Depuis ma prise de fonction, j’ai eu l’opportunité de visiter plusieurs Etats membres. J’ai pu constater les effets néfastes des crises successives, l’augmentation des inégalités, la question brûlante du coût de la vie, pour ne nommer que quelques-uns des problèmes qui se posent à nous.

Cependant, j’ai été également témoin de la détermination de nombreux gouvernements et partenaires sociaux à faire face à ces défis, ainsi qu’aux nouveaux enjeux.

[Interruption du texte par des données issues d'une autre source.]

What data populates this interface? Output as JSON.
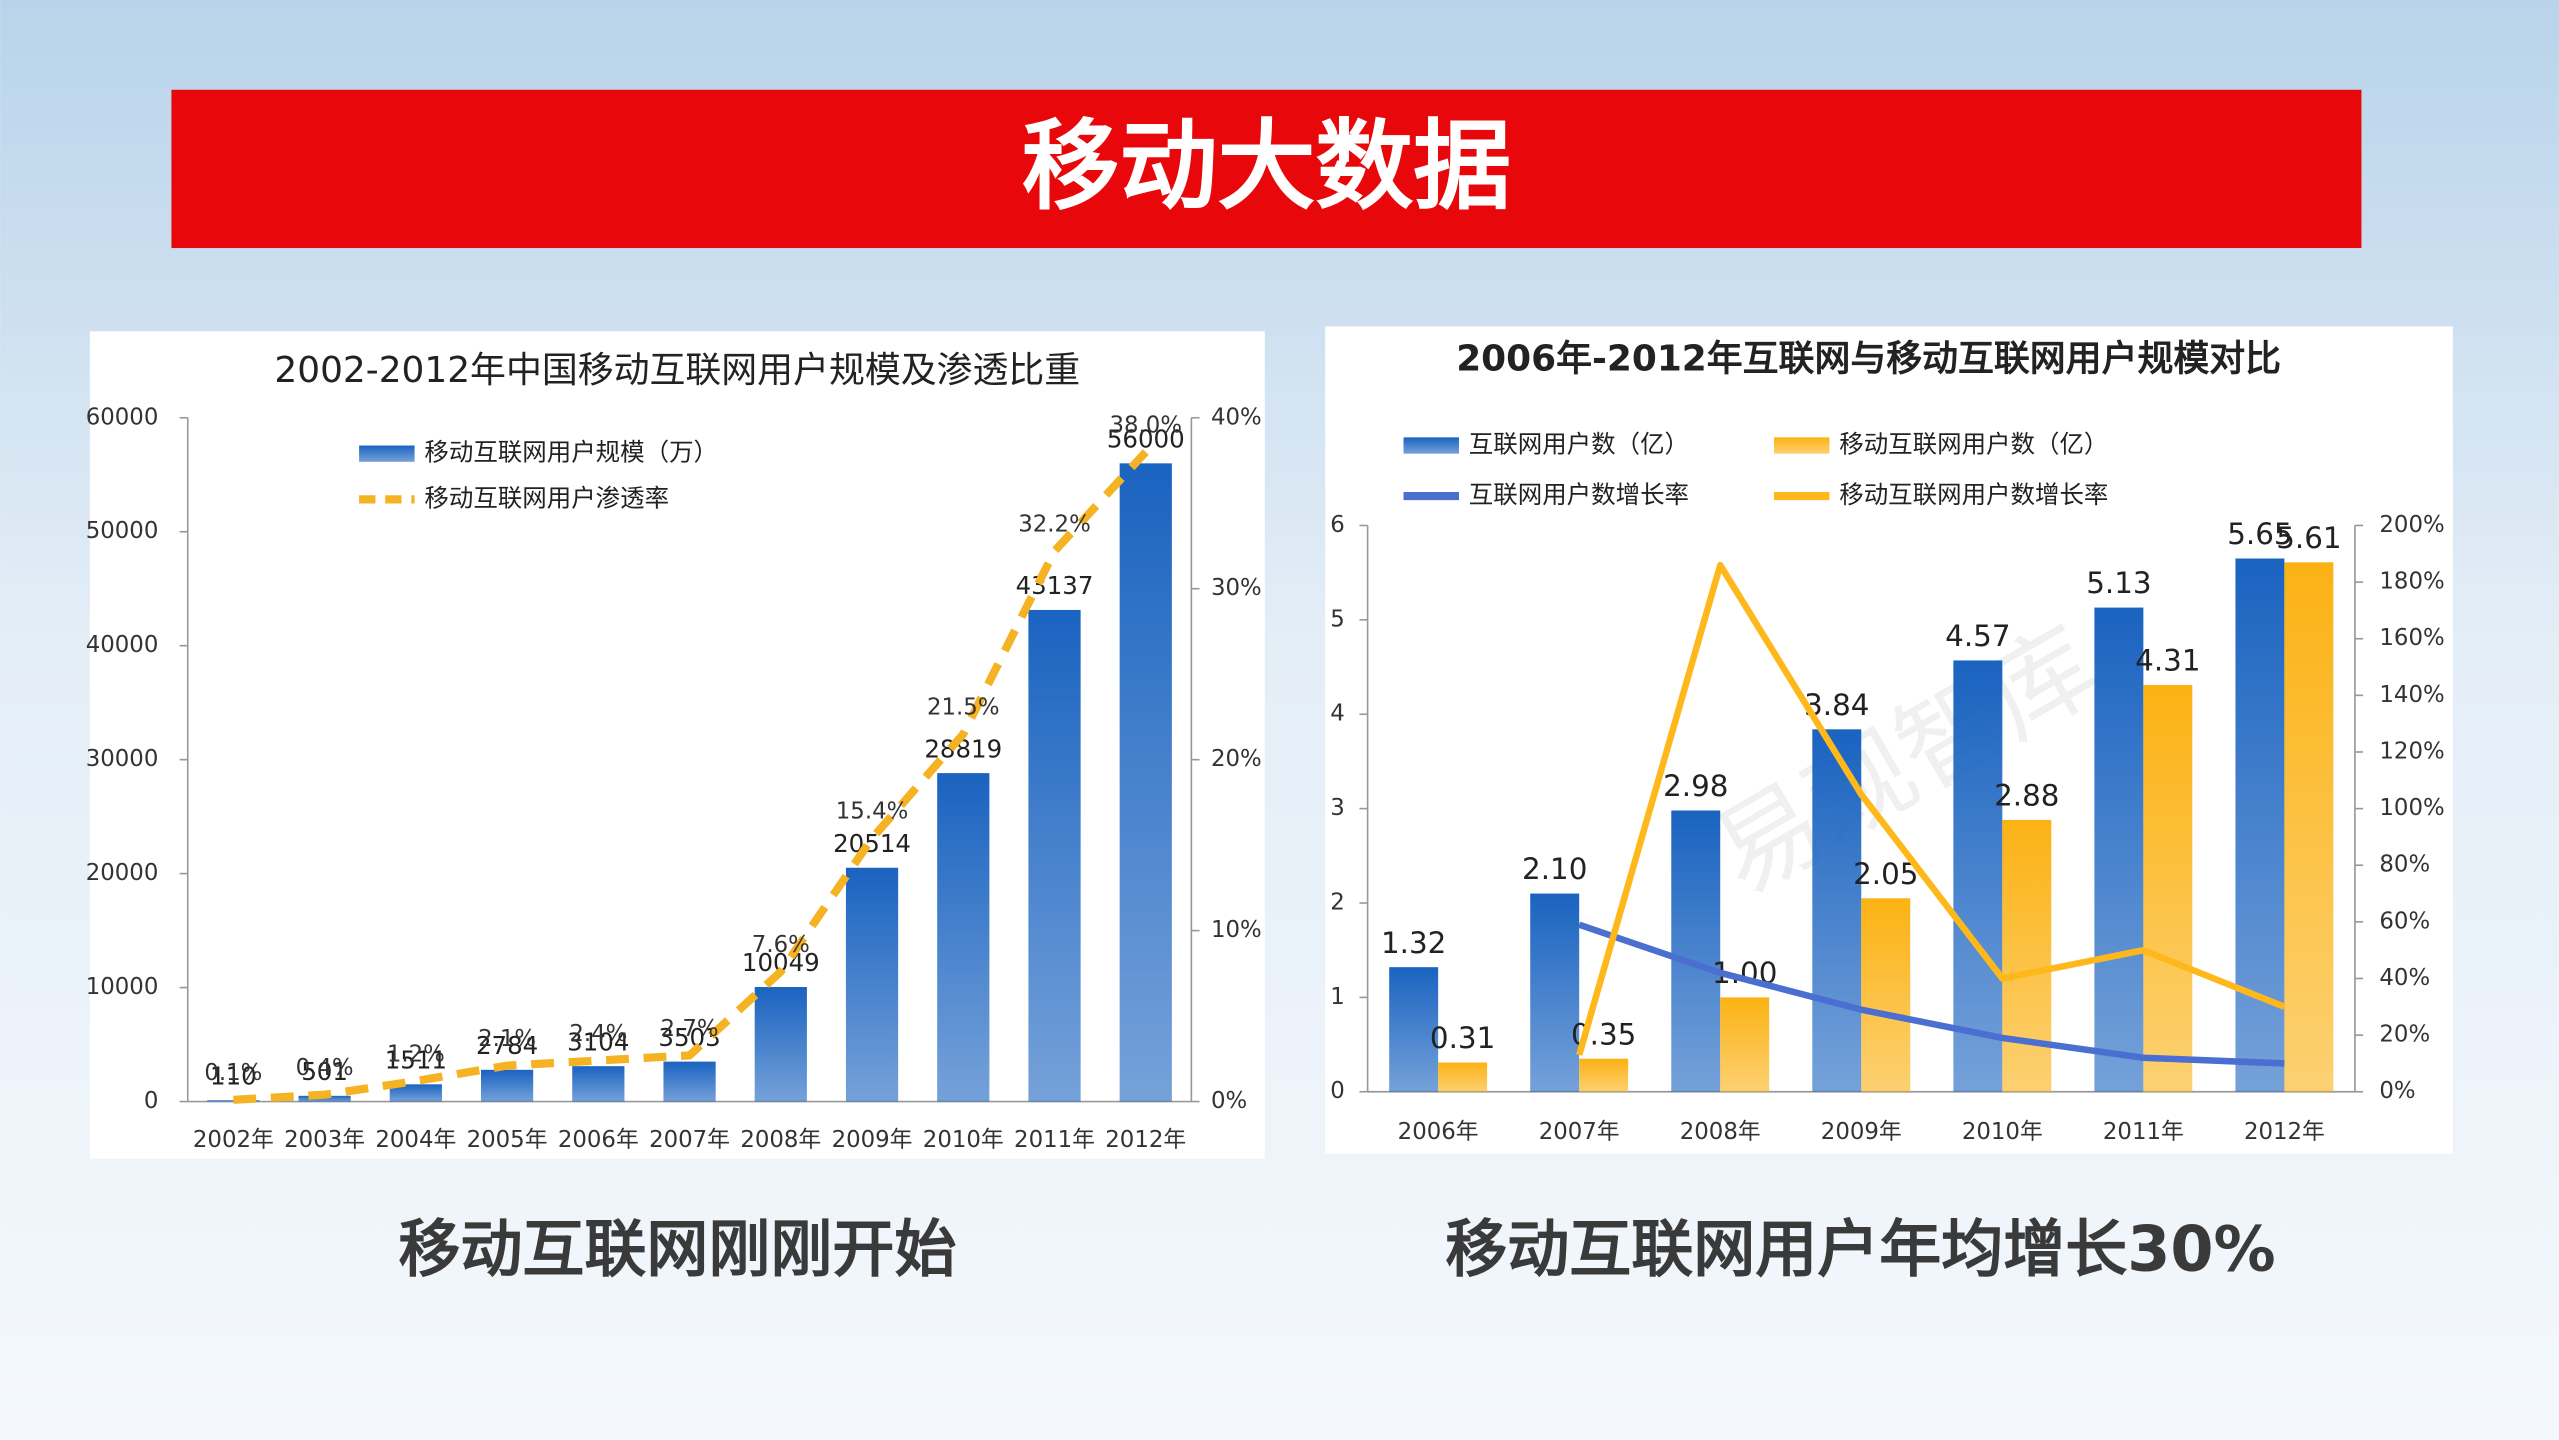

Il existe, fort heureusement, une réelle volonté de s’attaquer aux obstacles structurels qui entravent le progrès économique et social. Je parle ici d’un engagement pour faire en sorte que les nouvelles technologies créent des emplois décents, pour fournir les compétences et le soutien nécessaires à la transition juste afin que travailleuses et travailleurs, ainsi que les entreprises, puissent bénéficier de la nouvelle économie à faible intensité de carbone, et pour soutenir la protection sociale dans des sociétés toujours plus justes, cohésives et résilientes.

C’est pour toutes ces raisons que mon premier rapport à la Conférence a pour objet de Faire avancer la justice sociale.

Je remercie aussi chaleureusement les chefs d’État et de gouvernement, les représentants des organisations d’employeurs et de travailleurs, les collègues des agents du système multilateral et les autres dirigeants qui ont accepté de prendre part au Sommet sur le monde du travail : justice sociale pour tous.

Excellences, Mesdames et Messieurs,

Dans ce contexte, nous devons renforcer notre attachement à un multilatéralisme efficace. Il doit se matérialiser, au sein de l’OIT et au-delà de notre organisation, par un engagement constructif et une recherche de solutions partagées et consensuelles.

Face aux risques de divisions, face aux risques d’enracinement et face aux risques de polarisation des diverses opinions, nous avons le devoir et l’obligation morale de maximiser l’usage de la diplomatie pour rapprocher les points de vue des différents groupes. In fine, à un moment où le multilatéralisme est mis à mal, nous devons tout faire pour assurer la primauté de la force de la diplomatie internationale sur la diplomatie de la force.

Nous devons essayer de comprendre les points de vue des uns et des autres, de chercher des terrains d’entente et de faciliter l’inclusion.

A l’OIT, cela signifie aussi faire avancer la ratification de l’amendement constitutionnel de 1986 afin que nous puissions progresser dans la démocratisation de la gouvernance de l’OIT.

Il est de mon devoir, comme directeur général, d’attirer votre attention sur ce malaise, car en effet il y a ce malaise. Deux tiers des Etats membres, soit 125 pays ont ratifié ledit amendement. Mais sa mise en œuvre demeure illusoire et bloquée par 8 des 10 Etats membres ayant l’importance industrielle considérable. Cet état des choses est contraire à nos valeurs de démocratie, de transparence et de justice sociale.

Excellences, Mesdames et Messieurs,

Gardons à l’esprit toute notre expérience de négociation tripartite au cours des deux prochaines semaines pour parvenir à un consensus au sein des diverses commissions de la Conférence.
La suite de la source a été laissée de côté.